Swartz and his team are looking to make their dosimeters more sensitive and smaller so they can easily deployed in the field. Last year he received some assistance when the National Institutes of Health awarded Dartmouth $3.3 million per year over five years for create its own radiation-response research facility. Swartz and his team are negotiating with a government agency (which he says he cannot name) in collaboration with General Electric to develop a new version of the tooth dosimeter that would be U.S. Food and Drug Administration–compliant and scalable for mass manufacture.
The goal is to make dosimeters available to people who have likely been exposed to ionizing radiation but who do not know the level of exposure. "Under a certain scenario such a device will tell you whom you can save, who should be kept at a hospital, and who gets sent home," says Eva Guinan, associate director of Dana–Farber Cancer Institute's Center for Clinical and Translational Research, "particularly when there aren't enough resources to help everyone."
Although the amounts of radioactive iodine, cesium and strontium found in any single location throughout northeastern Japan have been small, the cumulative amount of radioactive material produced by the plant prompted Japan's Nuclear and Industrial Safety Agency (NISA) on Tuesday to submit a provisional International Nuclear and Radiological Event Scale (INES) level 7 rating for the accident (pdf). This raised the original rating from level 5 and puts the Fukushima Daiichi disaster technically in the same category as Chernobyl, although the quantity of discharged radioactive materials in Japan so far is about 10 percent of what was released by the Chernobyl reactor explosion, considered history's worst nuclear accident.

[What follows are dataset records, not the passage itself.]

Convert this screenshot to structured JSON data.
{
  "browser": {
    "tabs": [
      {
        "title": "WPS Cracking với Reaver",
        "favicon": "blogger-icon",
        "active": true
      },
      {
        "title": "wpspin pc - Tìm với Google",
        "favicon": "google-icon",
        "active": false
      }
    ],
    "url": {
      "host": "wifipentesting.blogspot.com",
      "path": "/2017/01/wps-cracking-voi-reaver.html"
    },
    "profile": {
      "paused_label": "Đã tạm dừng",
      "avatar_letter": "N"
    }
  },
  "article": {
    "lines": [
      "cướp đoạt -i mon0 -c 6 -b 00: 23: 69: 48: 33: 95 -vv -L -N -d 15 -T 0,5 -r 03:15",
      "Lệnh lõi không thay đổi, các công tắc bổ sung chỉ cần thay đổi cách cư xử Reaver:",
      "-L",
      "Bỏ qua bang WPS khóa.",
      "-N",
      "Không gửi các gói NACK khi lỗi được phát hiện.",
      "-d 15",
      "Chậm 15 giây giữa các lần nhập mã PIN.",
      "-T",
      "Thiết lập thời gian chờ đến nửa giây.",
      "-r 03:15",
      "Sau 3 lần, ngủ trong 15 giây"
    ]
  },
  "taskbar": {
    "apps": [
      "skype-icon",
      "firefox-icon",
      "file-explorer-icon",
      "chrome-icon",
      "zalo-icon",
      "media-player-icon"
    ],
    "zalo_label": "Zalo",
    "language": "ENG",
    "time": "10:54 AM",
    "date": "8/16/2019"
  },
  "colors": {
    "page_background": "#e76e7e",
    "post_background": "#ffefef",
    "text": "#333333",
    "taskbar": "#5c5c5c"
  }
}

Guinan and her team have for the past year and a half helped Swartz gauge the accuracy of his technology. Guinan, a bone marrow transplant specialist, began by asking her radiation therapy patients to provide her with fingernail and toenail clippings. Swartz is still in the process of comparing his dosimeter readings with the actual radiation doses that Dana–Farber administered.
Guinan is now hoping to step up her patients' level of cooperation in Swartz's research by having them try the tooth dosimeter. The goal is to help Swartz work out any ergonomic and instructional issues as well as improve the technology's accuracy and efficacy. If this works out, the patients will have the radiation level measured in their teeth before they receive a bone marrow transplant and again after a certain number of treatments to see if they are in line with the radiation dosage technicians think they are giving the patients, she says.